Blast Furnace (BF) production methodology is one of the most complex process of iron & steel plants as it is dependent on multi-variable process inputs and disturbances to be modelled properly. Due to expensive investment costs, it is critical to operate a BF by reducing operational expenses, increasing the performance of raw material and fuel consumptions to optimize overall furnace efficiency and stability, also to maximize the lifetime. The chemical compositions and temperature of hot metal are important indicators while evaluating the operation, therefore, if the future values of hot metal temperature can be predicted in advance instead of subsequent measuring, then the BF staff can take earlier counteractions on several operational parameters such as coke to ore ratio, distribution matrix, oxygen enrichment rate, blast moisture rate, permeability, flame temperature, cold blast temperature, cold blast flow and pulverized coal injection rate, etc. to control the furnace optimally.

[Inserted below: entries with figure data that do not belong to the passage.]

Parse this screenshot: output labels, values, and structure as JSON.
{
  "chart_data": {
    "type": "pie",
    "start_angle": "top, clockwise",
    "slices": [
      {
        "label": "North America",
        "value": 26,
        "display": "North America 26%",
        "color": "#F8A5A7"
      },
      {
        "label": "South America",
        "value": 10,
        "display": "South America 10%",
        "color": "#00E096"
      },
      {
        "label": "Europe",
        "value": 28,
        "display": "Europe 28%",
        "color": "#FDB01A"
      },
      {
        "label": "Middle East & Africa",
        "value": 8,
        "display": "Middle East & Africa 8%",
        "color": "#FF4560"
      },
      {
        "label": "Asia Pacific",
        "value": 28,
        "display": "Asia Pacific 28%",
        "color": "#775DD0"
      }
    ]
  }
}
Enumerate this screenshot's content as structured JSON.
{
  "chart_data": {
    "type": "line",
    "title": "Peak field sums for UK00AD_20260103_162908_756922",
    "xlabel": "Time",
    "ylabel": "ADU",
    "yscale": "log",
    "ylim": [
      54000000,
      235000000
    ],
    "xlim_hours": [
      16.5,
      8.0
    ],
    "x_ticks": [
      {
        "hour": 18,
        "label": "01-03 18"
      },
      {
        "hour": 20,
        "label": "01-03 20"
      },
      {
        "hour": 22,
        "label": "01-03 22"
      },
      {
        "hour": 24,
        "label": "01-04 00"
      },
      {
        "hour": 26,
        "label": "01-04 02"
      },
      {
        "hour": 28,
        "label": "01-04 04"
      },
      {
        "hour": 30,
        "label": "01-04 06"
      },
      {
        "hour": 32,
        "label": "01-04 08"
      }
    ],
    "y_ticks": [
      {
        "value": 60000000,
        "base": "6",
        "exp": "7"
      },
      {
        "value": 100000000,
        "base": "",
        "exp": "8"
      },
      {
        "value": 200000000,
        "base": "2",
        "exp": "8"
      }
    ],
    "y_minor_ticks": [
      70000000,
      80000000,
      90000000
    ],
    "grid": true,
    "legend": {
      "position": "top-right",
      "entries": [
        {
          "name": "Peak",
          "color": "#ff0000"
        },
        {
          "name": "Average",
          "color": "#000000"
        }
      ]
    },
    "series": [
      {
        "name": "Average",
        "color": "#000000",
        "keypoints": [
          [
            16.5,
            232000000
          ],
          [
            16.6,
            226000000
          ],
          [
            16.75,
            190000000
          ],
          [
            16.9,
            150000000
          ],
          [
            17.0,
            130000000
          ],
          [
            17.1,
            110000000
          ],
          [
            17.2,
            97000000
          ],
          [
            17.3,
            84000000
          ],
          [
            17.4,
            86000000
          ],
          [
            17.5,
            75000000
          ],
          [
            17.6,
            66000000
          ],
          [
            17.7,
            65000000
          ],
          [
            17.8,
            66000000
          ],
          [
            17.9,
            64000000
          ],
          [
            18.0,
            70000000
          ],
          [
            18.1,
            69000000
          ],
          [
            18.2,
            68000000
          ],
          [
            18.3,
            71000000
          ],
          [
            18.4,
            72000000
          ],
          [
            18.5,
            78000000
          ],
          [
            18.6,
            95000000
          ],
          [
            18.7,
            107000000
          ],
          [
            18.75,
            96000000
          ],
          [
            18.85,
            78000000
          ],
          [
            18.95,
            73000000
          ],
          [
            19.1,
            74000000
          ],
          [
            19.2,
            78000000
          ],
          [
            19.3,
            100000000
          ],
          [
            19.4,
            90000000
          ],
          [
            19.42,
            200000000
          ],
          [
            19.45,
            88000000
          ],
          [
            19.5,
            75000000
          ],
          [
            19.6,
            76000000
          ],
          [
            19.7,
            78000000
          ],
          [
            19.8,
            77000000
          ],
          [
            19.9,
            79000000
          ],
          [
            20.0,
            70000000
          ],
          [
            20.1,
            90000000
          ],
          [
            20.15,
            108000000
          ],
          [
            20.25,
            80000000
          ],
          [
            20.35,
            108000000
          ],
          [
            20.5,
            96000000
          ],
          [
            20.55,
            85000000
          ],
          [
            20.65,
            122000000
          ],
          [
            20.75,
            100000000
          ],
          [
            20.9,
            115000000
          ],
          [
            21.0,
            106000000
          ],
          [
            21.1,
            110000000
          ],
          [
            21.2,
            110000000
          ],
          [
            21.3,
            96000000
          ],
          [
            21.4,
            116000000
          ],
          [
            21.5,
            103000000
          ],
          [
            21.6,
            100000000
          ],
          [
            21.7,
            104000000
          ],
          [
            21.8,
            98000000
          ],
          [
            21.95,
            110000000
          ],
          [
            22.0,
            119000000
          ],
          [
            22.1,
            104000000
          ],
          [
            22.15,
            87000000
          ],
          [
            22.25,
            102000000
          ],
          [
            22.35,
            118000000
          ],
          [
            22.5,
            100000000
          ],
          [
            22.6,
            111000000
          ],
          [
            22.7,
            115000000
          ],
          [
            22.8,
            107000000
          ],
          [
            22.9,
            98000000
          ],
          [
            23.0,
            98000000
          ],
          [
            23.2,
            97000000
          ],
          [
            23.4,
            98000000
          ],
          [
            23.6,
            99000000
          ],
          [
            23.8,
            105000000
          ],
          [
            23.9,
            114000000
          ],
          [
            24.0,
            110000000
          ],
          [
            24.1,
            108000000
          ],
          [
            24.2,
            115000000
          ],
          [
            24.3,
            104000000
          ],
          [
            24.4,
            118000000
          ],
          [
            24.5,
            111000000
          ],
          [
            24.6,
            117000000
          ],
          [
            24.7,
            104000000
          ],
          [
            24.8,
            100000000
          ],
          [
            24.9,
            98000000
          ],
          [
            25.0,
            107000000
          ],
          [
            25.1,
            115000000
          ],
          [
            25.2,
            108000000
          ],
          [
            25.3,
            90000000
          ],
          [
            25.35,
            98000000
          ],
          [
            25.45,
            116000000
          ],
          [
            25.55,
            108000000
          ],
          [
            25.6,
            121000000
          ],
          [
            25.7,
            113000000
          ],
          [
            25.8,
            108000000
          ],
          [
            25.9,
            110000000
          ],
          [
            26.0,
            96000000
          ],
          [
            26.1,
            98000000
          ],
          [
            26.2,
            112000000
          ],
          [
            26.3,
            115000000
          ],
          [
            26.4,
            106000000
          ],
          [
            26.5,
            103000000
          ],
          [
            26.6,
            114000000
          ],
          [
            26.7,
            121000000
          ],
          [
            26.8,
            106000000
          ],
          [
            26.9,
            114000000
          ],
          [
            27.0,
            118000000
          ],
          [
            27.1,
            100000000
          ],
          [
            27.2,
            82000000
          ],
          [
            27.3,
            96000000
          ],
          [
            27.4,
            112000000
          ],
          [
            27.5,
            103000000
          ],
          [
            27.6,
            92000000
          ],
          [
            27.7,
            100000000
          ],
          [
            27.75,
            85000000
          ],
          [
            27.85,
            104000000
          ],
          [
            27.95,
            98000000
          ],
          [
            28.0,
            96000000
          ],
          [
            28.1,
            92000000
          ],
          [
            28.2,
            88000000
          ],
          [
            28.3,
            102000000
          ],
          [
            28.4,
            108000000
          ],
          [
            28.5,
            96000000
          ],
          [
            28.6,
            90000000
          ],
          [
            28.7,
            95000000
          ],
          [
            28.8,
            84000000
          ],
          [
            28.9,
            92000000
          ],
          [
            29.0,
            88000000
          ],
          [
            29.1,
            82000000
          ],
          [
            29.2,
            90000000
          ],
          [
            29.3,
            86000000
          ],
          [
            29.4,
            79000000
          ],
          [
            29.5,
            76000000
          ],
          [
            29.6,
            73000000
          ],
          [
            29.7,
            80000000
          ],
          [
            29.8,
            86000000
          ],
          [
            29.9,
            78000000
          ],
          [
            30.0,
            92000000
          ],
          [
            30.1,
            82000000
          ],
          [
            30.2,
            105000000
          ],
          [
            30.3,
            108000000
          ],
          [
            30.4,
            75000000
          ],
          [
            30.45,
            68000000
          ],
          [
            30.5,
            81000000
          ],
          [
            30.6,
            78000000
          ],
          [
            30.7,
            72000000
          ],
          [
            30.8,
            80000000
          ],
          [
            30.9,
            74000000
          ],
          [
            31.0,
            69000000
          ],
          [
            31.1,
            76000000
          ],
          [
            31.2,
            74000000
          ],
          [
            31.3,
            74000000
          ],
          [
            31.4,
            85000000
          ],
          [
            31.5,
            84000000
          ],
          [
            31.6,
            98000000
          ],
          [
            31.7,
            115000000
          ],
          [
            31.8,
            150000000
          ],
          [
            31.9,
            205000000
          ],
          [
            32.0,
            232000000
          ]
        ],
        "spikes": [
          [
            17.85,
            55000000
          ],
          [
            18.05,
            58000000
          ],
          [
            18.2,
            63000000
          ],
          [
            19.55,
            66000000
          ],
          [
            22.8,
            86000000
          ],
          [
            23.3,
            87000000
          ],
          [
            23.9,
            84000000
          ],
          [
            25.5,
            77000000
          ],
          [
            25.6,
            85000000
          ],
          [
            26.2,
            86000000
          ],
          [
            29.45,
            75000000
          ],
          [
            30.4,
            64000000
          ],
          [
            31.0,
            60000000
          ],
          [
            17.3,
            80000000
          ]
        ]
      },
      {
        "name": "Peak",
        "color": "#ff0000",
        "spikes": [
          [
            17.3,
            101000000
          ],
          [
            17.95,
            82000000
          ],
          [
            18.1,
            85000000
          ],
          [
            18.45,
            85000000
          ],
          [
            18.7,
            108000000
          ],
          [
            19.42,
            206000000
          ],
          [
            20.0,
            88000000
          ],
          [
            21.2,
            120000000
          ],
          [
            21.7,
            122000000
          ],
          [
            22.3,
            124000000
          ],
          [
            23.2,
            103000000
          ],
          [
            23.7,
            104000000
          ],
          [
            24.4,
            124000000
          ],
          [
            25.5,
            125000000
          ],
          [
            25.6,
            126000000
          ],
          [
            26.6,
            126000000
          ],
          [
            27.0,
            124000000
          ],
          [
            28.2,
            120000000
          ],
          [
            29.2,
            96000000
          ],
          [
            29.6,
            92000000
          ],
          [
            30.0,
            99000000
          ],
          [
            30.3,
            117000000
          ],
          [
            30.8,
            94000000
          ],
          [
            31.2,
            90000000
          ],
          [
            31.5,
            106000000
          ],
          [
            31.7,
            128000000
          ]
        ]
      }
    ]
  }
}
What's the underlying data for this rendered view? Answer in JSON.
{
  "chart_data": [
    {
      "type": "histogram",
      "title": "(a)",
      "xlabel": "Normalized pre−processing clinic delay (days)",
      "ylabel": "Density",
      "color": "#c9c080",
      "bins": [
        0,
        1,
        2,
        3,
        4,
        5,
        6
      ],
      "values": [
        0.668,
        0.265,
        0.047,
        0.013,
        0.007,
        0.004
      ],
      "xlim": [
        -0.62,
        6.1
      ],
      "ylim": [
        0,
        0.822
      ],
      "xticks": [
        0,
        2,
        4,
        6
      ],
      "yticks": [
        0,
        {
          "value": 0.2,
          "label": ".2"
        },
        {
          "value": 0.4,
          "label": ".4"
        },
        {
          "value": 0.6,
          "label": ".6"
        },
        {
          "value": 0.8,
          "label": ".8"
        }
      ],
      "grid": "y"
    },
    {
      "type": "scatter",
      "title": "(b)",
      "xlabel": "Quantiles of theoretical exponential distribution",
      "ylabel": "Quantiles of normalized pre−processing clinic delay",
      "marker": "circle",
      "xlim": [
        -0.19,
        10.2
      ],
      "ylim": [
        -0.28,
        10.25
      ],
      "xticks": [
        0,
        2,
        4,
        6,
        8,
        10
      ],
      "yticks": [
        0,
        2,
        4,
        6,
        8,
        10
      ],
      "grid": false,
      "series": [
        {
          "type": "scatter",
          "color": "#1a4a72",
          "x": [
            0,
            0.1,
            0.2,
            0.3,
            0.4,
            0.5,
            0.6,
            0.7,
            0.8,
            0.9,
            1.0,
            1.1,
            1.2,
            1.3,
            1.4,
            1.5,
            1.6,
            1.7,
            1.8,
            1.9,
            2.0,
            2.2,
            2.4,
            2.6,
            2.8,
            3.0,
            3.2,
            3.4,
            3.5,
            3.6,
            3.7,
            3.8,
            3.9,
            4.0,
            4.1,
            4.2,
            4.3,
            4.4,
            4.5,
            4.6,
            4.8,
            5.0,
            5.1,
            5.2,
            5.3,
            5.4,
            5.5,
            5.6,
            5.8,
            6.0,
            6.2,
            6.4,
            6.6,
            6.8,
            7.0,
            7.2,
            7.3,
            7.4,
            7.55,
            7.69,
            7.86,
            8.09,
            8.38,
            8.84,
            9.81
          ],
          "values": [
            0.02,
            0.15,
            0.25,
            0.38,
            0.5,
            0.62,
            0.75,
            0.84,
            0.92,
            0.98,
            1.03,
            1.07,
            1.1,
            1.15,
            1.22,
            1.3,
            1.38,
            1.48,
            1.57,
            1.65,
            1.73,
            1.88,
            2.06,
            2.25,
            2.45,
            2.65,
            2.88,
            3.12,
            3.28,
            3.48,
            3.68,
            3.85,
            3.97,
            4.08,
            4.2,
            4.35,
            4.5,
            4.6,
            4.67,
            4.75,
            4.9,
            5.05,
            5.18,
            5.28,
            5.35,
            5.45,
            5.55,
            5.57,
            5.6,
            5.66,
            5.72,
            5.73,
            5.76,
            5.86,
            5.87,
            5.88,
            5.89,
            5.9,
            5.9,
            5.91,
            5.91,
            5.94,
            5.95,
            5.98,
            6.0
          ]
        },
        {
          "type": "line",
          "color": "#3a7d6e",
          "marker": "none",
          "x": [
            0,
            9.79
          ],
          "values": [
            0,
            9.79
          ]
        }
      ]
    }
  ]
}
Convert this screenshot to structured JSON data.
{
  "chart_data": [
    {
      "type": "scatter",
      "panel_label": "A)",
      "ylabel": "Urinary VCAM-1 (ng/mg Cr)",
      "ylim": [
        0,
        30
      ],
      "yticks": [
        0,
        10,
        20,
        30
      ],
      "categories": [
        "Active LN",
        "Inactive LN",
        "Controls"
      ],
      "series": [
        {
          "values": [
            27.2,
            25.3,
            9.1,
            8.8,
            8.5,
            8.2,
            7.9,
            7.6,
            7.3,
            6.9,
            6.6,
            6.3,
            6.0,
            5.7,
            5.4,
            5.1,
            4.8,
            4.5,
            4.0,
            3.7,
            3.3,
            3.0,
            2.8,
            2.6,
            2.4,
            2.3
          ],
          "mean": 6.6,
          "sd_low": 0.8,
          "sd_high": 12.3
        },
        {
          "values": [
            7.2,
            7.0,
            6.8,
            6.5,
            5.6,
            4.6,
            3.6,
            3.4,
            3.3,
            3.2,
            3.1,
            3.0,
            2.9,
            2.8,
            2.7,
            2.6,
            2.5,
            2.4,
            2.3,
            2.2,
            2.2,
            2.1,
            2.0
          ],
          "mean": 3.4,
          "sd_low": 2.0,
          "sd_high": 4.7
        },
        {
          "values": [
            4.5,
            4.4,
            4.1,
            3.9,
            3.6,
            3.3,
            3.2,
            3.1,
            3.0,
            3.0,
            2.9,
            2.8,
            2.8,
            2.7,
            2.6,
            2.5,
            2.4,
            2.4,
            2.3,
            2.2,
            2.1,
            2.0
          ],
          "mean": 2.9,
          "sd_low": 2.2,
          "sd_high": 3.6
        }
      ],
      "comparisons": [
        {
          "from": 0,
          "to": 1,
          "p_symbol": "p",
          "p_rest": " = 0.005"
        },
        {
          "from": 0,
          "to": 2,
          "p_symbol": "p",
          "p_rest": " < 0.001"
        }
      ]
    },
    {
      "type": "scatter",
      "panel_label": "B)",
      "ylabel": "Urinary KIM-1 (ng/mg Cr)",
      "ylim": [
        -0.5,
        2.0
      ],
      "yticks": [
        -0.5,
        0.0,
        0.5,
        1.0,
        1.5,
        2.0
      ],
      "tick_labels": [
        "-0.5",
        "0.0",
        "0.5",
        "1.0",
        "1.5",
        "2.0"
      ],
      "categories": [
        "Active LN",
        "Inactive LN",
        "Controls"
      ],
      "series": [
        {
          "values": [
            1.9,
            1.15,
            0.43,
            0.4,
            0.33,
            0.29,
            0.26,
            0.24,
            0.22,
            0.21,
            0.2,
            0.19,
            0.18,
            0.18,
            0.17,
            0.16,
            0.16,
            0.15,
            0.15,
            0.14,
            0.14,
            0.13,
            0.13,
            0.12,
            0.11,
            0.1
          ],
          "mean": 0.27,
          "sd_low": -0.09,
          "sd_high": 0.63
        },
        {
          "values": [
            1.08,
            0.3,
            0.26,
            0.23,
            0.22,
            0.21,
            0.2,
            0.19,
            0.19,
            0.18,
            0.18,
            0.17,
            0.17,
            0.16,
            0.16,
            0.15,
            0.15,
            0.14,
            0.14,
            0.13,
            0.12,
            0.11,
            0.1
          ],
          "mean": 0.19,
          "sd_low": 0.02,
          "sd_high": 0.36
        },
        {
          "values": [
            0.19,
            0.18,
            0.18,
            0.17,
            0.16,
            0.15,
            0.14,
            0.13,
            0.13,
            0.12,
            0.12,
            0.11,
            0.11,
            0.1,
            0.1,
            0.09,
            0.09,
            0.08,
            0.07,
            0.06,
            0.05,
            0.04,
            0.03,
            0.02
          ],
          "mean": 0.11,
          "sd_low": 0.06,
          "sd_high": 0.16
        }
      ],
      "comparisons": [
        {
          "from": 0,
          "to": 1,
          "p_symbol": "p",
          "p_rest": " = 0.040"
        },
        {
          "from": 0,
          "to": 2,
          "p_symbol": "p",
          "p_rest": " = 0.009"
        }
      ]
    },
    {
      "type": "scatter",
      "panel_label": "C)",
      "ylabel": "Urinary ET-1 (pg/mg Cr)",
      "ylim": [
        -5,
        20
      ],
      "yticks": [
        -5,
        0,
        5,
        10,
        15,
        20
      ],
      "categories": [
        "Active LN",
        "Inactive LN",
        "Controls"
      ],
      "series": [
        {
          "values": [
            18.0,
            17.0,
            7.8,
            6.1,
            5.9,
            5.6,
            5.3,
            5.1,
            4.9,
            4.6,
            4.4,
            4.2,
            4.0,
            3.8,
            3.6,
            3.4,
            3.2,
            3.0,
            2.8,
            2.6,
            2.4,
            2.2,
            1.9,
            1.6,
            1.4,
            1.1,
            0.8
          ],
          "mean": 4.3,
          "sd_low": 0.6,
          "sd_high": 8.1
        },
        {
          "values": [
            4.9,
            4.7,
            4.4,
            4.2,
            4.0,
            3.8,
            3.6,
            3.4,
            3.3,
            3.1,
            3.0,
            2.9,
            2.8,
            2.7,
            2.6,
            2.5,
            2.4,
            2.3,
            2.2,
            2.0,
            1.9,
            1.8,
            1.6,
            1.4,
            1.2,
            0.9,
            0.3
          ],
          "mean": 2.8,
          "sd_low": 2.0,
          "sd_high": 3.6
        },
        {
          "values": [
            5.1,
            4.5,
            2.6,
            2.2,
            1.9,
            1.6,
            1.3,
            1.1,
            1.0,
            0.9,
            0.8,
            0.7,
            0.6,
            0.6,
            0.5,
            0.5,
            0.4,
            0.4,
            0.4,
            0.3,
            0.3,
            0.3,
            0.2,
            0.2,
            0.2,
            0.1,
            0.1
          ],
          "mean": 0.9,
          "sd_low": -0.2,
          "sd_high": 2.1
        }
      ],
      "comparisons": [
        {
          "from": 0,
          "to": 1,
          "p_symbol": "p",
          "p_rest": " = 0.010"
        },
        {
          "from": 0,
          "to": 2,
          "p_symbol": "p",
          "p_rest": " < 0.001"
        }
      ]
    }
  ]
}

In this study, Artificial Neural Networks (ANN) model is proposed combined with NARX (Nonlinear autoregressive exogenous model) time series approach to track and predict furnace hot metal temperature by selecting the most suitable process inputs and past values of hot metal temperatures using the real data which is collected from the BF operated in Turkey during 2 months of operation. Various data mining techniques are applied due to requirements of charge cycling and operating speed of the furnace which secures novelty and effectiveness of this study comparing previous articles. Furthermore, a statistical tool, Autoregressive Integrated Moving Average (ARIMA) model, is also executed for comparison. ANN prediction results of 0.92, 8.59 and 0.41 are found very satisfactory comparing ARIMA (1,1,1) model outputs of 0.73, 97.4 and 9.32 for R2 (Coefficient of determination), RMSE (Root mean squared error) and MAPE (Mean absolute percentage error) respectively. Consequently, an expert suggestion system is proposed using fuzzy if-then rules with 5 × 5 probability matrix design using the last predicted HMT value and the average of the last 5 HMT values to decide furnace’s warming or cooling movements state in mid-term and maintain the operational actions interactively in advance.